The worry, then, becomes how and when to bring it up. There’s no best moment, particularly since parents have little-to-no “any time”, but there is a wrong one, namely when you’re seething. Schonbrun says that anger is usually the driving force, and, as Howes adds, when you let it control the conversation, “You’ll say some shit you’ll regret.”
Schonbrun suggests talking to a friend in order to get perspective or just to offload some heat. Writing things down can help as well. The words leave your head and seeing them on the page can give you distance from them, and the act of writing can give your rant story-like structure.
Staying curious is another way, Howes says. It can help to answer, “Why might this be happening?,” and the possibilities could be that the other person is overworked, worried or tired. Or the reason could be less benign, but entertaining benefits of the doubt invites in empathy and makes things less adversarial.
The Art of Confrontation
Before you say anything, one avenue that prevent tension from even building is establishing a regularly scheduled time to talk.

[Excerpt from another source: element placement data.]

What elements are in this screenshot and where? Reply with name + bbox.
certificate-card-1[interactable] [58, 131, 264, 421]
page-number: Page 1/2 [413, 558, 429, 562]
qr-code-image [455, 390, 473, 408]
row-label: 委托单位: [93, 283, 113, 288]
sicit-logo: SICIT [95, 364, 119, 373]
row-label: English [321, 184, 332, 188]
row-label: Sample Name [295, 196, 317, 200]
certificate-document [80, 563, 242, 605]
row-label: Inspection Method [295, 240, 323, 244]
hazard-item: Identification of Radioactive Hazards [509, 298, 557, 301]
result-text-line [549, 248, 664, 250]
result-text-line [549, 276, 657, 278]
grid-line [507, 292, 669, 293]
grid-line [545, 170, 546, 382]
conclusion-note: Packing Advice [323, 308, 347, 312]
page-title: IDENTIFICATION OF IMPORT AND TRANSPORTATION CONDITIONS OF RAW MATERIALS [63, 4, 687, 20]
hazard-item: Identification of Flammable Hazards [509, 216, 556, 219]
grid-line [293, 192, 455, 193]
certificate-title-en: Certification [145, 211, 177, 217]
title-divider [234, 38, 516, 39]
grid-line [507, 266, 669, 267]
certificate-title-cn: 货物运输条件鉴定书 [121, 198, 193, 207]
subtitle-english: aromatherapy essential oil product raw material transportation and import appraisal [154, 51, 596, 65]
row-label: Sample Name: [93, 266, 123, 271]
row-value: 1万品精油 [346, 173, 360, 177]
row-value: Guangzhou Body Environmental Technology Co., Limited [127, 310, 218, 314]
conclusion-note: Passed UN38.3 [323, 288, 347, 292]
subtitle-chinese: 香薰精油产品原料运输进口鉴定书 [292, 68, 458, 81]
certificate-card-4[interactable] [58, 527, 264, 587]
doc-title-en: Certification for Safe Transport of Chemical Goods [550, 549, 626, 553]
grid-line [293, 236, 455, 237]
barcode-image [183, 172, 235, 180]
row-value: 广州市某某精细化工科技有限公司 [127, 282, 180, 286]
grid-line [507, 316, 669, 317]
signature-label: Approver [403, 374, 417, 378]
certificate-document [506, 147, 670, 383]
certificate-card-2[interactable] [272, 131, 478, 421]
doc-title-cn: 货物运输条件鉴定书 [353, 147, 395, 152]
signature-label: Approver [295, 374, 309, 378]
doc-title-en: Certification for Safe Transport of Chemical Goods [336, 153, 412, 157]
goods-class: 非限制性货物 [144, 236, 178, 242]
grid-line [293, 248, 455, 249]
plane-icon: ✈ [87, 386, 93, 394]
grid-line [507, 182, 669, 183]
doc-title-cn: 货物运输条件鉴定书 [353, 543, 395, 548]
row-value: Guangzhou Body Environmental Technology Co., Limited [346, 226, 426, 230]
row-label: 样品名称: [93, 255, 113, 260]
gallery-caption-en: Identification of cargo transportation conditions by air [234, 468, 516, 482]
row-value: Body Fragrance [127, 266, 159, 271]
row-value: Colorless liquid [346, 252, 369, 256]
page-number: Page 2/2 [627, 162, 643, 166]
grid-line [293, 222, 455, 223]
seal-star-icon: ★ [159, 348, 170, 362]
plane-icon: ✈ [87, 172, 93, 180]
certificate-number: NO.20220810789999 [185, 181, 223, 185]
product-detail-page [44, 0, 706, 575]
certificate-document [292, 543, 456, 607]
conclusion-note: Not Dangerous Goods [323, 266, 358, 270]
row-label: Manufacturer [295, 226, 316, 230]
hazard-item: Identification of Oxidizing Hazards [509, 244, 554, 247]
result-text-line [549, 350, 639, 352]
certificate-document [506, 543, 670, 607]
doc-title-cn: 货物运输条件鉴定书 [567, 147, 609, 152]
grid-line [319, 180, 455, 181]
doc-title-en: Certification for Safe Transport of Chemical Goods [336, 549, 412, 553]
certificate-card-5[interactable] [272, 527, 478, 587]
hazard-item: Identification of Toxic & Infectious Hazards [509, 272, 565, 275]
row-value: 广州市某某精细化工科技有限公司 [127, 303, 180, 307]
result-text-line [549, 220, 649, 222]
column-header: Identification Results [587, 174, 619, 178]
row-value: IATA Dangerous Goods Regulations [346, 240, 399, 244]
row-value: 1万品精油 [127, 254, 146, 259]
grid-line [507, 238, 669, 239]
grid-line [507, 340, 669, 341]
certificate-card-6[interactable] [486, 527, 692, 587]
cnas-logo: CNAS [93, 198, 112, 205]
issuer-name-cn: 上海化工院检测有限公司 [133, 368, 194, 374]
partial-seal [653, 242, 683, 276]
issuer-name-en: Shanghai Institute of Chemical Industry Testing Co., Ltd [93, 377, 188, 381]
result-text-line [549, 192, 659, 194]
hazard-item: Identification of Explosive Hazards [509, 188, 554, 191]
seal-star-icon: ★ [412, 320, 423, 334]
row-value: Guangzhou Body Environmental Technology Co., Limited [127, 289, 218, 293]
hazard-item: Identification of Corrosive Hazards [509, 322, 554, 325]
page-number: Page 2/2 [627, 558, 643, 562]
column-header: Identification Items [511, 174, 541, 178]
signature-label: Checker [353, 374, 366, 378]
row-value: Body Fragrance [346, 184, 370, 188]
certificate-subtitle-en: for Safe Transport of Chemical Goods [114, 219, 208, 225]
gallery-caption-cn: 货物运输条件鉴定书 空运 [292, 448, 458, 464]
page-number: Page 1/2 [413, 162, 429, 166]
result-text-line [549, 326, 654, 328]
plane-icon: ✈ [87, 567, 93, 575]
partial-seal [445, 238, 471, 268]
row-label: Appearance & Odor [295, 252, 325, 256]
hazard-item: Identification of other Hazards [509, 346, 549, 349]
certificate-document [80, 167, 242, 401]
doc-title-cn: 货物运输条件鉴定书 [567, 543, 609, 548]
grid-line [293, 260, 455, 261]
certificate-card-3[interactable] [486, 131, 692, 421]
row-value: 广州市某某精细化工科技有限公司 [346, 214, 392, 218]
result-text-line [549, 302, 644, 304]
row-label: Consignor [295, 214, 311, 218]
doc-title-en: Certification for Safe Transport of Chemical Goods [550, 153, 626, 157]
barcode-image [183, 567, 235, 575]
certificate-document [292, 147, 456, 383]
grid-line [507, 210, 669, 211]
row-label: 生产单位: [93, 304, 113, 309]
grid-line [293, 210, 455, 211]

Howes calls it “gripe hours”, where you get to ask, “Anyone have any problems?” Once a week is ideal, but Schonbrun says for parents twice a month might be more realistic. Whatever the schedule, there’s no need to worry about mustering up courage. The time is set. You can bookmark the problem and go about your day, Howes says.
But if you don’t have that check-in time and have to raise the issue, start by asking, “Do you have the bandwidth for a conversation?,” Schonbrun says. If the answer is “no”, it’s on that person to pick a better time, but a “yes” means buy-in and no one feels trapped in an unwanted discussion.
After that, if you’re unsure, lead with “I don’t know how to do this … This isn’t comfortable,” followed by, “I find myself getting upset about (insert issue).” It’s hard for the other person to get defensive when you offer vulnerability and you’re talking about yourself, Howes says.
It’s even harder when you immediately accept your responsibility with, “I know that I don’t …” As Howes say, it gets you out of the “I’m right. You’re wrong” mindset, and Schonbrun adds that it further helps to find a mutual goal to attack rather than focus on a problem that needs to be eliminated.
As for how long the battle should go, a lot of it is how much time you actually have, but if a point gets repeated two or three times, you can say, “Maybe we can revisit this later” or “Let’s figure out a solution.” Either way, you want to move to a closure, because, “You can rehash forever,” Howes says.
The challenge can be going back into your relationship, especially if things weren’t fully resolved. You can try planning something enjoyable afterwards, even if it’s just lunch, or merely agree that each of you will get some decompression time. One thing that can help during a “fight” is to drop in, “I’m here. I love you. I’m not going anywhere.”
People fear that harsh words mean rejection and that life is blowing up, so it’s a reassurance to your partner and a reminder that, “It’s not World War III,” Howes says. “It’s just a little battle.”
Oh, and Remember: You’re Not Special
The presence of an issue itself can be a problem, which stymies any action. You worry that it signifies something deeper about the relationship or that because you can’t immediately handle something/let it go, “There’s a strength flaw in me,” Howes says.
Stoicism gets a lot of hype, but it doesn’t allow for much sharing, and the reality is that conflict is part of the family. That’s not bad. It reflects different opinions, tastes, backgrounds and that can lead to expanded views, more balance and more growth. To get there, you’re going to bump into each other and disagree.
“No couples get to avoid that,” says Schonbrun, adding that there’s a valid reason why. “We don’t marry ourselves.”